A OPERACIONALIZAÇÃO DO SISTEMA DE SUPRIMENTO DE FUNDO NA ADMINISTRAÇÃO PÚBLICA – MEF33917 - BEAP

 

 

ADÍLSON DUARTE DA COSTA *

 

 

                INTRODUÇÃO

                Determina o § 3º, do art. 164, da Constituição Federal, que todo pagamento da Administração Pública seja efetuado por meio de instituições financeiras oficiais e por tesouraria ou pagadoria regularmente instituída, conforme dispõe o art. 65 da Lei Federal nº 4.320, de 17 de março de 1964. No entanto, excepcionalmente, podem ser utilizados os sistemas de suprimento de fundo na Administração Pública, para os casos de despesas expressamente definidas em lei, respeitando-se as previstas em regulamentos próprios.

                O caráter de excepcionalidade desse sistema, exigido pela legislação, deve ser rigorosamente observado. Portanto, as despesas rotineiras (que possam ser processadas normalmente), previsíveis (que já constam da Lei Orçamentária Anual, em suas respectivas dotações e identificadas até o nível exigido pela classificação da Portaria Interministerial nº 163/00) e submetidas, se for o caso, ao procedimento licitatório, não poderão ser processadas nesse sistema, conforme já decidiu o Tribunal de Contas da União, Acórdão 1.276/2008, Rel. Min. Valmir Campelo, DOU de 08.07.08.

 

                DEFINIÇÃO

                O suprimento de fundo é um procedimento que consiste na entrega de numerário ao servidor, sempre precedida de empenho na dotação própria, para a realização de despesas que não possam subordinar-se ao processo normal de aplicação, conforme estabelece o art. 68 da Lei Federal nº 4.320/64. Essa excepcionalidade a que se refere a legislação pode ser ilustrada, como, por exemplo, no caso de um motorista que, durante uma viagem com uma  ambulância, dentro do programa de tratamento fora do domicílio, necessita repará-la imediatamente para que o serviço de socorro por ele prestado se efetive a tempo. Seria, pois, impossível, nessa hipótese, exigir desse motorista e da própria Administração Pública a formalização, prévia ou concomitante, de um processo administrativo para efetuar pesquisa de preço e emitir empenho prévio em nome da oficina que lhe prestou os serviços mecânicos.
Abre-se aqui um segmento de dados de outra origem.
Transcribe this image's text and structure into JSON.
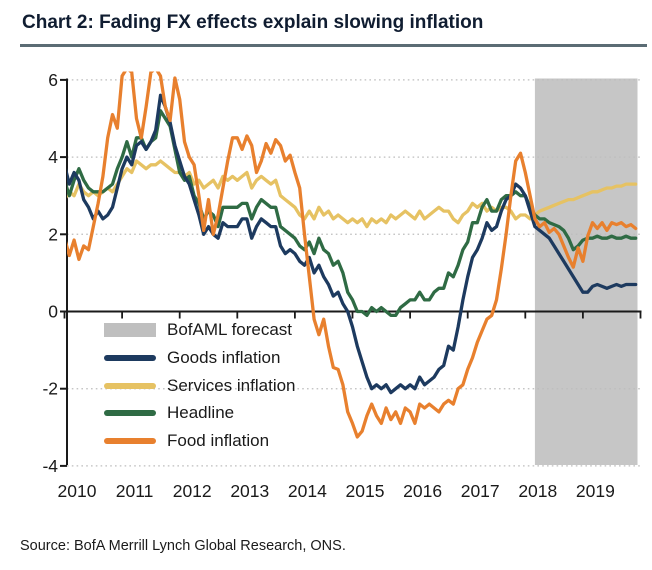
{
  "header": {
    "title": "Chart 2: Fading FX effects explain slowing inflation"
  },
  "source": "Source: BofA Merrill Lynch Global Research, ONS.",
  "colors": {
    "title_text": "#101d31",
    "title_rule": "#5b6c74",
    "axis_line": "#1a1a1a",
    "gridline": "#bdbdbd",
    "forecast_band": "#c6c6c6",
    "legend_forecast_swatch": "#bfbfbf",
    "goods": "#1d3a5f",
    "services": "#e6c263",
    "headline": "#2f6b44",
    "food": "#e8802e"
  },
  "legend": {
    "items": [
      {
        "key": "forecast",
        "label": "BofAML forecast",
        "swatch": "box",
        "color": "#bfbfbf"
      },
      {
        "key": "goods",
        "label": "Goods inflation",
        "swatch": "line",
        "color": "#1d3a5f"
      },
      {
        "key": "services",
        "label": "Services inflation",
        "swatch": "line",
        "color": "#e6c263"
      },
      {
        "key": "headline",
        "label": "Headline",
        "swatch": "line",
        "color": "#2f6b44"
      },
      {
        "key": "food",
        "label": "Food inflation",
        "swatch": "line",
        "color": "#e8802e"
      }
    ]
  },
  "axis": {
    "y_tick_labels": [
      "6",
      "4",
      "2",
      "0",
      "-2",
      "-4"
    ],
    "y_tick_values": [
      6,
      4,
      2,
      0,
      -2,
      -4
    ],
    "x_tick_labels": [
      "2010",
      "2011",
      "2012",
      "2013",
      "2014",
      "2015",
      "2016",
      "2017",
      "2018",
      "2019"
    ]
  },
  "chart_data": {
    "type": "line",
    "title": "Chart 2: Fading FX effects explain slowing inflation",
    "xlabel": "",
    "ylabel": "",
    "x_unit": "month",
    "x_start": "2010-01",
    "x_end": "2019-12",
    "ylim": [
      -4,
      6
    ],
    "grid": "dotted horizontal at 6,4,2,-2,-4; solid axis at 0",
    "legend_position": "inside lower-left",
    "forecast_band": {
      "label": "BofAML forecast",
      "start": "2018-03",
      "end": "2019-12",
      "color": "#c6c6c6"
    },
    "series": [
      {
        "name": "Goods inflation",
        "color": "#1d3a5f",
        "values": [
          3.8,
          3.3,
          3.6,
          3.4,
          2.9,
          2.7,
          2.4,
          2.6,
          2.4,
          2.5,
          2.7,
          3.2,
          3.7,
          4.0,
          3.8,
          4.3,
          4.4,
          4.2,
          4.4,
          4.7,
          5.6,
          5.3,
          4.9,
          4.3,
          3.9,
          3.5,
          3.3,
          2.9,
          2.5,
          2.0,
          2.2,
          2.0,
          1.9,
          2.3,
          2.2,
          2.2,
          2.2,
          2.4,
          2.4,
          1.9,
          2.2,
          2.4,
          2.3,
          2.2,
          2.2,
          1.7,
          1.5,
          1.6,
          1.5,
          1.3,
          1.2,
          1.4,
          1.0,
          1.2,
          0.9,
          0.7,
          0.4,
          0.5,
          0.2,
          0.0,
          -0.4,
          -0.9,
          -1.3,
          -1.7,
          -2.0,
          -1.9,
          -2.0,
          -1.9,
          -2.1,
          -2.0,
          -1.9,
          -2.0,
          -1.9,
          -2.0,
          -1.7,
          -1.9,
          -1.8,
          -1.7,
          -1.5,
          -1.4,
          -0.9,
          -1.0,
          -0.4,
          0.3,
          0.9,
          1.4,
          1.6,
          1.9,
          2.3,
          2.1,
          2.2,
          2.6,
          2.9,
          3.0,
          3.3,
          3.2,
          3.0,
          2.6,
          2.2,
          2.1,
          2.0,
          1.9,
          1.7,
          1.5,
          1.3,
          1.1,
          0.9,
          0.7,
          0.5,
          0.5,
          0.65,
          0.7,
          0.65,
          0.6,
          0.65,
          0.7,
          0.65,
          0.7,
          0.7,
          0.7
        ]
      },
      {
        "name": "Services inflation",
        "color": "#e6c263",
        "values": [
          2.9,
          3.1,
          3.0,
          3.3,
          3.1,
          3.0,
          3.1,
          3.0,
          3.1,
          3.2,
          3.1,
          3.3,
          3.5,
          3.7,
          3.6,
          3.9,
          3.8,
          3.7,
          3.8,
          3.8,
          3.9,
          3.8,
          3.7,
          3.6,
          3.6,
          3.5,
          3.6,
          3.3,
          3.4,
          3.2,
          3.3,
          3.4,
          3.2,
          3.5,
          3.4,
          3.5,
          3.4,
          3.5,
          3.6,
          3.2,
          3.4,
          3.5,
          3.4,
          3.3,
          3.4,
          3.0,
          2.9,
          2.8,
          2.7,
          2.5,
          2.4,
          2.6,
          2.4,
          2.7,
          2.5,
          2.6,
          2.4,
          2.5,
          2.4,
          2.3,
          2.4,
          2.3,
          2.4,
          2.2,
          2.4,
          2.3,
          2.4,
          2.3,
          2.5,
          2.4,
          2.5,
          2.6,
          2.5,
          2.4,
          2.6,
          2.4,
          2.5,
          2.6,
          2.7,
          2.6,
          2.6,
          2.4,
          2.3,
          2.5,
          2.6,
          2.8,
          2.7,
          2.8,
          2.6,
          2.7,
          2.6,
          2.7,
          2.7,
          2.6,
          2.4,
          2.5,
          2.5,
          2.4,
          2.5,
          2.6,
          2.65,
          2.7,
          2.75,
          2.8,
          2.85,
          2.9,
          2.9,
          2.95,
          3.0,
          3.05,
          3.1,
          3.1,
          3.15,
          3.2,
          3.2,
          3.25,
          3.25,
          3.3,
          3.3,
          3.3
        ]
      },
      {
        "name": "Headline",
        "color": "#2f6b44",
        "values": [
          3.4,
          3.0,
          3.4,
          3.7,
          3.4,
          3.2,
          3.1,
          3.1,
          3.1,
          3.2,
          3.3,
          3.7,
          4.0,
          4.4,
          4.0,
          4.5,
          4.5,
          4.2,
          4.4,
          4.5,
          5.2,
          5.0,
          4.8,
          4.2,
          3.6,
          3.4,
          3.5,
          3.0,
          2.8,
          2.4,
          2.6,
          2.5,
          2.2,
          2.7,
          2.7,
          2.7,
          2.7,
          2.8,
          2.8,
          2.4,
          2.7,
          2.9,
          2.8,
          2.7,
          2.7,
          2.2,
          2.1,
          2.0,
          1.9,
          1.7,
          1.6,
          1.8,
          1.5,
          1.9,
          1.6,
          1.5,
          1.2,
          1.3,
          1.0,
          0.5,
          0.3,
          0.0,
          0.0,
          -0.1,
          0.1,
          0.0,
          0.1,
          0.0,
          -0.1,
          -0.1,
          0.1,
          0.2,
          0.3,
          0.3,
          0.5,
          0.3,
          0.3,
          0.5,
          0.6,
          0.6,
          1.0,
          0.9,
          1.2,
          1.6,
          1.8,
          2.3,
          2.3,
          2.7,
          2.9,
          2.6,
          2.6,
          2.9,
          3.0,
          3.0,
          3.1,
          3.0,
          3.0,
          2.7,
          2.5,
          2.4,
          2.4,
          2.3,
          2.25,
          2.2,
          2.1,
          1.9,
          1.6,
          1.7,
          1.85,
          1.9,
          1.9,
          1.95,
          1.9,
          1.9,
          1.95,
          1.9,
          1.9,
          1.95,
          1.9,
          1.9
        ]
      },
      {
        "name": "Food inflation",
        "color": "#e8802e",
        "values": [
          1.9,
          1.45,
          1.85,
          1.35,
          1.7,
          1.6,
          2.2,
          2.8,
          3.5,
          4.5,
          5.1,
          4.75,
          6.1,
          6.3,
          6.2,
          5.0,
          4.5,
          5.3,
          6.2,
          6.3,
          6.1,
          5.3,
          4.95,
          6.05,
          5.5,
          4.4,
          4.0,
          3.8,
          3.0,
          2.1,
          2.9,
          2.0,
          2.5,
          3.2,
          3.9,
          4.5,
          4.5,
          4.2,
          4.55,
          4.3,
          3.6,
          3.9,
          4.35,
          4.1,
          4.45,
          4.3,
          3.9,
          4.05,
          3.6,
          3.2,
          2.0,
          0.9,
          -0.2,
          -0.6,
          -0.2,
          -0.9,
          -1.45,
          -1.5,
          -1.9,
          -2.6,
          -2.9,
          -3.25,
          -3.1,
          -2.7,
          -2.4,
          -2.7,
          -2.9,
          -2.5,
          -2.8,
          -2.6,
          -2.9,
          -2.5,
          -2.6,
          -2.9,
          -2.4,
          -2.5,
          -2.4,
          -2.5,
          -2.6,
          -2.4,
          -2.3,
          -2.4,
          -2.0,
          -1.9,
          -1.5,
          -1.2,
          -0.8,
          -0.5,
          -0.2,
          -0.1,
          0.3,
          1.1,
          2.0,
          3.0,
          3.9,
          4.1,
          3.6,
          3.0,
          2.4,
          2.2,
          2.3,
          2.05,
          2.15,
          2.0,
          1.7,
          1.4,
          1.15,
          1.65,
          1.3,
          1.95,
          2.3,
          2.15,
          2.3,
          2.1,
          2.3,
          2.25,
          2.3,
          2.2,
          2.25,
          2.15
        ]
      }
    ]
  }
}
                Também é inconcebível exigir que as despesas até determinado montante somente sejam efetivadas após a realização de processo administrativo, incluindo a licitação, o empenho, o pagamento e a liquidação, quando o seu custo tende a ser maior do que eventuais prejuízos que possam acontecer se for observado o processo normal de sua realização. Ou seja, as despesas de pequeno vulto no processo rotineiro de aplicação são, em regra, menores do que os custos incorridos, se realizadas todas as etapas desse. Nesse sentido, já decidiu o próprio Tribunal de Contas da União, conforme também exarado no Acórdão 1.276/2008, Rel. Min. Valmir Campelo, DOU de 08.07.08.

 

                A OPERACIONALIZAÇÃO DO SISTEMA DE SUPRIMENTO DE FUNDO

                É necessário que a Administração Pública, inclusive a municipal, tenha regulamento próprio para a materialização do suprimento de fundo, estabelecendo normas claras para a sua execução, incluindo as hipóteses, os critérios, as despesas que poderão ser efetuadas e a respectiva prestação de contas. A responsabilidade do ordenador da despesa, nesse caso, é primária, mesmo se existir a delegação de competências para subordinados.
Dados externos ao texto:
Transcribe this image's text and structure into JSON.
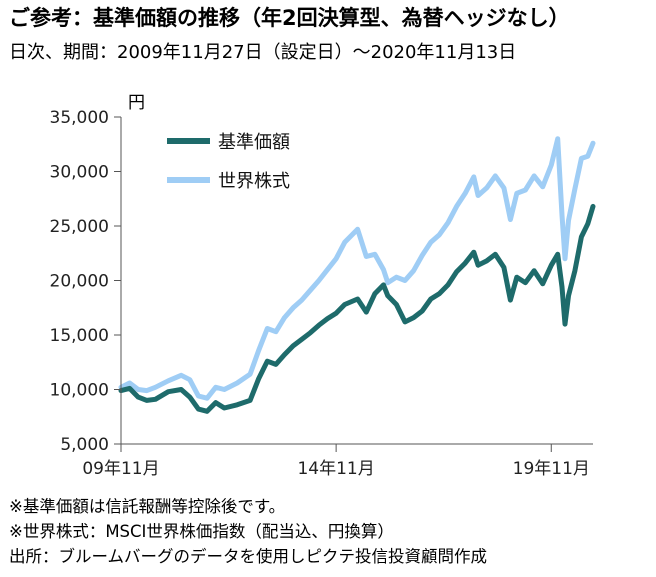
{
  "title": "ご参考：基準価額の推移（年2回決算型、為替ヘッジなし）",
  "subtitle": "日次、期間：2009年11月27日（設定日）～2020年11月13日",
  "notes": [
    "※基準価額は信託報酬等控除後です。",
    "※世界株式：MSCI世界株価指数（配当込、円換算）",
    "出所：ブルームバーグのデータを使用しピクテ投信投資顧問作成"
  ],
  "chart_data": {
    "type": "line",
    "ylabel": "円",
    "ylim": [
      5000,
      35000
    ],
    "yticks": [
      5000,
      10000,
      15000,
      20000,
      25000,
      30000,
      35000
    ],
    "ytick_labels": [
      "5,000",
      "10,000",
      "15,000",
      "20,000",
      "25,000",
      "30,000",
      "35,000"
    ],
    "xlim": [
      2009.9,
      2020.87
    ],
    "xticks": [
      2009.9,
      2014.9,
      2019.9
    ],
    "xtick_labels": [
      "09年11月",
      "14年11月",
      "19年11月"
    ],
    "grid": false,
    "legend_position": "top-left",
    "series": [
      {
        "name": "基準価額",
        "color": "#1e6b6b",
        "x": [
          2009.9,
          2010.1,
          2010.3,
          2010.5,
          2010.7,
          2011.0,
          2011.3,
          2011.5,
          2011.7,
          2011.9,
          2012.1,
          2012.3,
          2012.6,
          2012.9,
          2013.1,
          2013.3,
          2013.5,
          2013.7,
          2013.9,
          2014.1,
          2014.3,
          2014.5,
          2014.7,
          2014.9,
          2015.1,
          2015.4,
          2015.6,
          2015.8,
          2016.0,
          2016.1,
          2016.3,
          2016.5,
          2016.7,
          2016.9,
          2017.1,
          2017.3,
          2017.5,
          2017.7,
          2017.9,
          2018.1,
          2018.2,
          2018.4,
          2018.6,
          2018.8,
          2018.95,
          2019.1,
          2019.3,
          2019.5,
          2019.7,
          2019.9,
          2020.05,
          2020.15,
          2020.22,
          2020.3,
          2020.45,
          2020.6,
          2020.75,
          2020.87
        ],
        "values": [
          9900,
          10100,
          9300,
          9000,
          9100,
          9800,
          10000,
          9300,
          8200,
          8000,
          8800,
          8300,
          8600,
          9000,
          11000,
          12600,
          12300,
          13200,
          14000,
          14600,
          15200,
          15900,
          16500,
          17000,
          17800,
          18300,
          17100,
          18800,
          19600,
          18600,
          17800,
          16200,
          16600,
          17200,
          18300,
          18800,
          19600,
          20800,
          21600,
          22600,
          21400,
          21800,
          22400,
          21200,
          18200,
          20300,
          19800,
          20900,
          19700,
          21400,
          22400,
          19400,
          16000,
          18600,
          20900,
          24000,
          25200,
          26800
        ]
      },
      {
        "name": "世界株式",
        "color": "#9fcdf5",
        "x": [
          2009.9,
          2010.1,
          2010.3,
          2010.5,
          2010.7,
          2011.0,
          2011.3,
          2011.5,
          2011.7,
          2011.9,
          2012.1,
          2012.3,
          2012.6,
          2012.9,
          2013.1,
          2013.3,
          2013.5,
          2013.7,
          2013.9,
          2014.1,
          2014.3,
          2014.5,
          2014.7,
          2014.9,
          2015.1,
          2015.4,
          2015.6,
          2015.8,
          2016.0,
          2016.1,
          2016.3,
          2016.5,
          2016.7,
          2016.9,
          2017.1,
          2017.3,
          2017.5,
          2017.7,
          2017.9,
          2018.1,
          2018.2,
          2018.4,
          2018.6,
          2018.8,
          2018.95,
          2019.1,
          2019.3,
          2019.5,
          2019.7,
          2019.9,
          2020.05,
          2020.15,
          2020.22,
          2020.3,
          2020.45,
          2020.6,
          2020.75,
          2020.87
        ],
        "values": [
          10200,
          10600,
          10000,
          9900,
          10200,
          10800,
          11300,
          10900,
          9400,
          9200,
          10200,
          10000,
          10600,
          11400,
          13600,
          15600,
          15300,
          16600,
          17500,
          18200,
          19100,
          20000,
          21000,
          22000,
          23500,
          24700,
          22200,
          22400,
          21000,
          19800,
          20300,
          20000,
          20900,
          22300,
          23500,
          24200,
          25300,
          26800,
          28000,
          29500,
          27800,
          28500,
          29600,
          28500,
          25600,
          28000,
          28300,
          29600,
          28600,
          30600,
          33000,
          26000,
          22000,
          25500,
          28400,
          31200,
          31400,
          32600
        ]
      }
    ]
  }
}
                O art. 45 do Decreto Federal nº 93.872/86, que regulamenta o suprimento de fundos para o Governo Federal, estabelece que a sua concessão é de responsabilidade do ordenador da despesa.

                Os incisos I, II e III, do art. 45, do citado dispositivo legal, elencam quais hipóteses de despesas podem ser realizadas por esse processo, estando, dentre elas: para o atendimento de eventualidades, inclusive em viagens e com serviços que exijam pronto pagamento; quando forem feitas em caráter sigiloso e, ainda, para a destinação de pequeno vulto, entendendo-se como tais aquelas cujo valor, em cada caso, não ultrapassar limite estabelecido em portaria do Ministro da Fazenda.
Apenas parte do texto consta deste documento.